This is the extraordinary story of a series of kidnappings of company bosses in France. Can industrial relations become so poisonous that workers feel justified in taking their boss hostage?

Serge Foucher, the head of Sony in France, was taken hostage on March 12th by factory workers seeking better severance terms. They shut him in a meeting room and barricaded the plant with huge tree trunks. In January 2008 the British boss of an ice-cream factory was held hostage overnight after announcing plans to fire over half of its workers. In February 2008 the head of a car-parts factory was seized after workers realised that he was planning to move the operation to Slovakia. Ten days later, workers at a tyre factory owned by Michelin locked in two senior executives in protest at plans to shut the plant. Business leaders in France are horrified. No one has been seriously hurt in any of these episodes. And the tactic seems to work: in many cases, the workers got their demands met, or came close in doing so.

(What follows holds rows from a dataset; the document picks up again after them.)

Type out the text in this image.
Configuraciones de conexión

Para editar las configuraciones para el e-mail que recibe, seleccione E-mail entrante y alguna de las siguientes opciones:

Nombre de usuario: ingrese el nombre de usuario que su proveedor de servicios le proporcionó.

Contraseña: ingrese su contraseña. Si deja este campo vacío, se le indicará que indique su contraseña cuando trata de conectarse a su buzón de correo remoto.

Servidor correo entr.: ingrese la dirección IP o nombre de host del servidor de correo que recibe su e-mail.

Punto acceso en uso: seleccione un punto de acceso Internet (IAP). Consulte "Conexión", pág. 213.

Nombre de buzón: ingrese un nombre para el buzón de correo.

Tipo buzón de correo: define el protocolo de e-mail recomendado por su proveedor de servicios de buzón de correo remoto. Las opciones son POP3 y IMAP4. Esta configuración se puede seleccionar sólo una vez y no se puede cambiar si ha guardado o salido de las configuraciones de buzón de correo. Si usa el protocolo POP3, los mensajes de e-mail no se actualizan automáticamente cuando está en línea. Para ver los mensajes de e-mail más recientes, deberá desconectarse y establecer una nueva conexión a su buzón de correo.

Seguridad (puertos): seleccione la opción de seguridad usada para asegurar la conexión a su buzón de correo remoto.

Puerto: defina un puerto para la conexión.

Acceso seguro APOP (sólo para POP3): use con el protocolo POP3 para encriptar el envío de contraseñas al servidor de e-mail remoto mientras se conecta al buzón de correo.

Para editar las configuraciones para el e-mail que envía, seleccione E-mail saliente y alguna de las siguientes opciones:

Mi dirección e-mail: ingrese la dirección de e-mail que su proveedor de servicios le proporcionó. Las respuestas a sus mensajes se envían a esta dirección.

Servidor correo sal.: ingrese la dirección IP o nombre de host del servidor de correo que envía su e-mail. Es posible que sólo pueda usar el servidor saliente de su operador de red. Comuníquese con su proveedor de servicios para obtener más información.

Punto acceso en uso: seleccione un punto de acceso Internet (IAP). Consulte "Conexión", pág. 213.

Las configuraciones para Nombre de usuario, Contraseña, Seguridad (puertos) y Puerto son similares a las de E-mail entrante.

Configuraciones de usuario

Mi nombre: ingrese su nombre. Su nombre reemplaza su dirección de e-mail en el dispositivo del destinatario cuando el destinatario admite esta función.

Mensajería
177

Could this habit spread? The Economist quotes David Partner, a kidnap and ransom expert at Miller Insurance, an insurance broker affiliated with Lloyd’s of London. “Because of the state of the world economy, it would not surprise me if bosses were held hostage by workers more frequently.”

Risks and rewards!

Sit-ins are already becoming more common. In December workers occupied a window factory in Chicago for five days to secure severance pay that they were owed. In February workers from Waterford Wedgwood in Ireland marched on the offices of Deloitte, an accountancy firm, and refused to leave until they got a meeting with the company’s receiver. In America, workers are likely to become more militant, because of a sense of injustice over pay. “I could easily see executive hostage-taking happening here within a few months,” said Gary Chaison, professor of industrial relations at Clark University in Massachusetts.